Christopher Wheeldon’s miraculous “After the Rain” was next. I first saw this piece about a year ago, also in New York. A crowd pleaser, this ballet is guaranteed to wow you every time.
Part I is moody and precise. Three couples dance against a backdrop of what looks like a wet window pane. They stab and dart their ways around the stage, as if they are raindrops themselves. The audience is immediately drawn in. The choreography is exciting, with something new and unexpected at every turn. Part I recedes as the sun rises on Part II. The minute, magnificent Wendy Whelan reappears with her partner (originated by Jock Soto, it was Craig Hall this weekend) in a pink, sun-drenched desert world. She is tiny and naked-seeming in her translucent pink leotard, hair loose. Her partner is broad and strong. They move slowly, deliberately and with tenderness, like a couple feeling its way back to life after a time of tremendous difficulty. The audience follows their every move, in suspense, in the grip of the touching beauty of each moment. It’s a ballet not to miss.
Following a too-long discussion by NYCB Music Director Faycal Karoui of the score for the next piece, came Peter Martins’ “Mirage.” Karoui’s discussion was interesting but not well suited to a venue as large as Koch Theater. My fellow Fifth Ring (aka. nosebleed) onlookers were quickly disengaged, playing games on their cell phones. The main point to understand, I’m afraid, was that Esa-Pekka Salonen’s interesting score for “Mirage” was sure to overshadow the accompanying dancing we were about to see. I have to assume the purpose of the discussion was primarily to allow time for the rigging up of the giant “thing,” which was to be the only scenery for the ballet.
“Mirage” was the low point of the performance for me. Santiago Calatrava’s enormous “spoked, double half-circle creation spreading it ‘wings’ and quietly responding to the interacting couples below” was distracting, though not to any negative effect, since the dancers below it were endowed with practically no interesting choreography. In a piece that seemed never to hit full swing but rather to continue on and on in monotonous, repetitive movements, the NYCB dancers seemed to waste their energy. As bad as it was that I fought sleep throughout the beginning, it was a far worse indicator of the ballet’s quality that I consciously allowed myself to nod off toward the end, figuring I should rest up for the fourth and final piece.
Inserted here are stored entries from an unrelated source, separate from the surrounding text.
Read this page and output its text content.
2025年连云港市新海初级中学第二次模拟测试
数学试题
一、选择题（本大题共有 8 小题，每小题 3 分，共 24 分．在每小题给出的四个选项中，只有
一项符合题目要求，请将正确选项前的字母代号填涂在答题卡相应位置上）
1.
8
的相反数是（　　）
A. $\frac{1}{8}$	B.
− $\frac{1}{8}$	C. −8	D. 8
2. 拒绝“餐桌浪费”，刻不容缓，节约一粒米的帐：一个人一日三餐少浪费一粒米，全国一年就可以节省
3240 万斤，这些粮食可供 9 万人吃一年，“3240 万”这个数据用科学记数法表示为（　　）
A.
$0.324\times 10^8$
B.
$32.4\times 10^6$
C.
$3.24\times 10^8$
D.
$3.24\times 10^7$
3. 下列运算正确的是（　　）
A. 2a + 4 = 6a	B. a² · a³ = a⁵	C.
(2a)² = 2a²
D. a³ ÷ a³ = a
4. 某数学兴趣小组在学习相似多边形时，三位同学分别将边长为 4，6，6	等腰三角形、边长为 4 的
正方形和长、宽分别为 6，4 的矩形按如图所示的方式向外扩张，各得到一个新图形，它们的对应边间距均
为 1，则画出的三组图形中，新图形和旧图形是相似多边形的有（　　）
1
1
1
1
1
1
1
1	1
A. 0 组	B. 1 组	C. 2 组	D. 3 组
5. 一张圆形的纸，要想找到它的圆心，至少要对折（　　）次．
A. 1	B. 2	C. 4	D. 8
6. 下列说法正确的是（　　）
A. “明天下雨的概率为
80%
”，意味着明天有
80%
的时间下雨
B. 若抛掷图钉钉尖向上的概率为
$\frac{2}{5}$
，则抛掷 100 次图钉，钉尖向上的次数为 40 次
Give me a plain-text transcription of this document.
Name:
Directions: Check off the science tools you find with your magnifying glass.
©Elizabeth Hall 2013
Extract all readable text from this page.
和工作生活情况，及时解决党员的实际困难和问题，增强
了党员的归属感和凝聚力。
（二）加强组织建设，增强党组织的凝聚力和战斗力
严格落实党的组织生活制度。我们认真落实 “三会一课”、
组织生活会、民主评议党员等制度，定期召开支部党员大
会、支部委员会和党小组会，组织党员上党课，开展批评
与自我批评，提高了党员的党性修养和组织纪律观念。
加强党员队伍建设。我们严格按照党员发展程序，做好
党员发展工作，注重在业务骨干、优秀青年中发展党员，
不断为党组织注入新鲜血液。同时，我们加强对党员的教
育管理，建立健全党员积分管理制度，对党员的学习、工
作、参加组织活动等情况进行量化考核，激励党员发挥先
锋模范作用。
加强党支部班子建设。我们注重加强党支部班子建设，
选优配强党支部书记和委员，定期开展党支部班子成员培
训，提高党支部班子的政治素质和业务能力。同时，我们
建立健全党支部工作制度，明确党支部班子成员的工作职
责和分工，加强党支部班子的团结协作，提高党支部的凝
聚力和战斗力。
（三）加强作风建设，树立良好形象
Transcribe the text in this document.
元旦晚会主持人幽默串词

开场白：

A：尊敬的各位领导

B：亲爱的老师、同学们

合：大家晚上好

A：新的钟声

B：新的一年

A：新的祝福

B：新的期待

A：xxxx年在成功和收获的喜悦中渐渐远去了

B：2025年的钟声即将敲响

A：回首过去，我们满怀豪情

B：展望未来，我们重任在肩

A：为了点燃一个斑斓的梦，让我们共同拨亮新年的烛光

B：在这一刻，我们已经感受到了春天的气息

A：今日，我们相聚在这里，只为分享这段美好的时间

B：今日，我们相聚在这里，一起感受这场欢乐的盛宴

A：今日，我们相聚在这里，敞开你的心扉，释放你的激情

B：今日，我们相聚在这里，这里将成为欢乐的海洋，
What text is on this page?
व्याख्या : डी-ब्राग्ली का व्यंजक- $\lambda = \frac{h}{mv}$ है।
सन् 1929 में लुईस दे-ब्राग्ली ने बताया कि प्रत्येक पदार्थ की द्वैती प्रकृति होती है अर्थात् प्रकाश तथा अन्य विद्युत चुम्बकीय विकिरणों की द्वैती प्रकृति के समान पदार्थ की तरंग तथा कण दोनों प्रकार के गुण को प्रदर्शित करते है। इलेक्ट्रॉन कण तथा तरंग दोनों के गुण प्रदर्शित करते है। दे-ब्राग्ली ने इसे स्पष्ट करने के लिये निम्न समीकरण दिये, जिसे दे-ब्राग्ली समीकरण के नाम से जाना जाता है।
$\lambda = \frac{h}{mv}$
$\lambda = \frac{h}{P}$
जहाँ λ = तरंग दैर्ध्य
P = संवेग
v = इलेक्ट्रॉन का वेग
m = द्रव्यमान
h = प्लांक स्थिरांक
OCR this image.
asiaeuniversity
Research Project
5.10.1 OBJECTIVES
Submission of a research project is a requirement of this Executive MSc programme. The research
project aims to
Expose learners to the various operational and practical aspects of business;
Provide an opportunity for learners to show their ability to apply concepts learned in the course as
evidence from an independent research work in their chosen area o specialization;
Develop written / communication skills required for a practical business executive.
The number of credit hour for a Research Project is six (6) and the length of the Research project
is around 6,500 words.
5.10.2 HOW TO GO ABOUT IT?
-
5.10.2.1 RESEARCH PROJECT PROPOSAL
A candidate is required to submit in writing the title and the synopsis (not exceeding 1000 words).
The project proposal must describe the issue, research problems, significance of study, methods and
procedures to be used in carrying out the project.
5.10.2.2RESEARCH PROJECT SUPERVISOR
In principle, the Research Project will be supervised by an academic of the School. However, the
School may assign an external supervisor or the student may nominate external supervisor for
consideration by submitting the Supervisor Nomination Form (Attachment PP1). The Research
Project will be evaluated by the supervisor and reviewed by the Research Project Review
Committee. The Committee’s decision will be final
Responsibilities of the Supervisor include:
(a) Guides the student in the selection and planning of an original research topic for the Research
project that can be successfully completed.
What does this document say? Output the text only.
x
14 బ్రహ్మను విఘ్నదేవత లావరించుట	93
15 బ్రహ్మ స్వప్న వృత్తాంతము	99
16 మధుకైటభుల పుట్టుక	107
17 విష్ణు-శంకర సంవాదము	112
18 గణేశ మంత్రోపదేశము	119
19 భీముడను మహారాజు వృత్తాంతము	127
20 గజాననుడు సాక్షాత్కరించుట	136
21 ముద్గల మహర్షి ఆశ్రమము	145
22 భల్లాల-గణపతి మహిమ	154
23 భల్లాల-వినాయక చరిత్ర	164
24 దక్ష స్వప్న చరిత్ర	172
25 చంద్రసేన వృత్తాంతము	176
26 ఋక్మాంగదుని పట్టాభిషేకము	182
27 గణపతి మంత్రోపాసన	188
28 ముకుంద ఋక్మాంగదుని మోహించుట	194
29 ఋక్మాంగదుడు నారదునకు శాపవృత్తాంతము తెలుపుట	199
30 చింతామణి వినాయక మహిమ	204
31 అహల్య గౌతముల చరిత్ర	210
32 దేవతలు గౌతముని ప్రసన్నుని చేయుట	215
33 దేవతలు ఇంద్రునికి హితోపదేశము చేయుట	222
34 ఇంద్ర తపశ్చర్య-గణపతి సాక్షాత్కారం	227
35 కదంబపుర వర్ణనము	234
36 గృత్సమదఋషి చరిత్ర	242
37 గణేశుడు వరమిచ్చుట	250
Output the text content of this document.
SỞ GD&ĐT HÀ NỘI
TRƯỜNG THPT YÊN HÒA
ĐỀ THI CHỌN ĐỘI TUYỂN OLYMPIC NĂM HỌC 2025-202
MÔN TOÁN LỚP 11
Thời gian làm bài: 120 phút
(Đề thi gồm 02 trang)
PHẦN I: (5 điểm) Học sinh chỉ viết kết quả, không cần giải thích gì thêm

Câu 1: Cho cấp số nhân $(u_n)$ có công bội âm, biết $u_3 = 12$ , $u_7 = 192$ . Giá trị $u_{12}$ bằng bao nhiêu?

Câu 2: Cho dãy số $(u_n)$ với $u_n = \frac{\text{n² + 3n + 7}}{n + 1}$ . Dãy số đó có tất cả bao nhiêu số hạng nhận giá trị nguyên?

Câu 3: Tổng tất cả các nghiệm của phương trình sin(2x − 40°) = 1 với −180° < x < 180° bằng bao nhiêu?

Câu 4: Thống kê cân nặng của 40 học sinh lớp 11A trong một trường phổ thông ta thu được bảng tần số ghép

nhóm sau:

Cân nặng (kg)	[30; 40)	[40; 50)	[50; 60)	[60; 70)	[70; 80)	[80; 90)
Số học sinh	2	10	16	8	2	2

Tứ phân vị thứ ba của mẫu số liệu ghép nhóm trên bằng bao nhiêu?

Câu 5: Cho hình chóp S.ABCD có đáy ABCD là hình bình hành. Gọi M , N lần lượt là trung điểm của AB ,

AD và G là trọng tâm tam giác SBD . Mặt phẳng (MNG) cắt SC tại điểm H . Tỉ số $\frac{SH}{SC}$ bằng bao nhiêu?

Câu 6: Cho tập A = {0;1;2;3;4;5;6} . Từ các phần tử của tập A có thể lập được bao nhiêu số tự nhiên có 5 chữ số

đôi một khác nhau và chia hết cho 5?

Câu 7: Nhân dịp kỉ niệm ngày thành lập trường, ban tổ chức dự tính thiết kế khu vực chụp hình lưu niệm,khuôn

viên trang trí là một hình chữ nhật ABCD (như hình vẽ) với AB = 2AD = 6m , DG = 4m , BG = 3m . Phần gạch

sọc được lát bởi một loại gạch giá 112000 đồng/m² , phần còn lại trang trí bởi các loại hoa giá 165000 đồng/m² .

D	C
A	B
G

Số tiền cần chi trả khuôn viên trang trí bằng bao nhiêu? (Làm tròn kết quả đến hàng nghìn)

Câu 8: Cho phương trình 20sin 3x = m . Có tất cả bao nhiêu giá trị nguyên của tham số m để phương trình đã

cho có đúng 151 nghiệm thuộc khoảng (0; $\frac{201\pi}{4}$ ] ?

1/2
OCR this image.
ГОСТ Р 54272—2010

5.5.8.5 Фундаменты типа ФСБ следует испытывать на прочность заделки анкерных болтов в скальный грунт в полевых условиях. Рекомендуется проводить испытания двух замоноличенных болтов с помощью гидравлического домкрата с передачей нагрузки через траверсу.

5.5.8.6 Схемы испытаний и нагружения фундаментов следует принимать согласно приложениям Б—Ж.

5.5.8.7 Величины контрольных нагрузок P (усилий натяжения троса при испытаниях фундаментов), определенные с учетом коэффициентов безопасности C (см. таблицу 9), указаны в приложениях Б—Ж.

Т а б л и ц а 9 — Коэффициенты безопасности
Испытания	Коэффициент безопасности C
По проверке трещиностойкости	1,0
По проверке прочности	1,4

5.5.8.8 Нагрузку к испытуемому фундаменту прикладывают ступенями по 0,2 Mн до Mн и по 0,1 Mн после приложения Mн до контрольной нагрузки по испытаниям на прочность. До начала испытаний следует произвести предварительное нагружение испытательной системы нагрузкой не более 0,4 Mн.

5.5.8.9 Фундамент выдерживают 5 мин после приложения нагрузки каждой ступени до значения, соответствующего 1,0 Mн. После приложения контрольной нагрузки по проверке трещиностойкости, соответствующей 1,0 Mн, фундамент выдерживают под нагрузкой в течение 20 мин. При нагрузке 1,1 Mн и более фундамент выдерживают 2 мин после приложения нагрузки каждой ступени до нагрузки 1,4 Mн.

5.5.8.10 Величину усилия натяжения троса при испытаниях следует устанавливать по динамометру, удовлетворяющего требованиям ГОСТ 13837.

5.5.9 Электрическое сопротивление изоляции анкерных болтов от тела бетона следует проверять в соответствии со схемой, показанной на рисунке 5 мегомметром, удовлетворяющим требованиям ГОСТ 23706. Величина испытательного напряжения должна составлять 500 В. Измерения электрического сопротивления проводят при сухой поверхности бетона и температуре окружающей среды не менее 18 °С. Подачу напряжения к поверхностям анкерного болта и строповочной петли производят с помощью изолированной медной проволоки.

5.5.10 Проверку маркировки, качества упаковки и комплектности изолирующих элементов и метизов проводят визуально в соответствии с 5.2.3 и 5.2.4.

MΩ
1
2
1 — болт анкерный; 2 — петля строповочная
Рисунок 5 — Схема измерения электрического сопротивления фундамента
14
Martins’ “Hallelujah Junction,” to John Adams’ score by the same name, was the perfect remedy for my lethargy. Fast, elegant and virtuosic, the ballet’s only flaw was that it ended too soon. The dancers – four women in white, four men in black and a leading trio consisting of a couple in white and a male soloist in black – echoed and accentuated the witty banter in which two pianos upstage were beautifully engaged. Principal Sterling Hyltin is the perfect Balanchine ballerina and she executed each step with energy and precision. Soloist Daniel Ulbricht charmed and impressed as the man in black, a fiery but elegant contrast with Robert Fairchild’s grace as the man in white.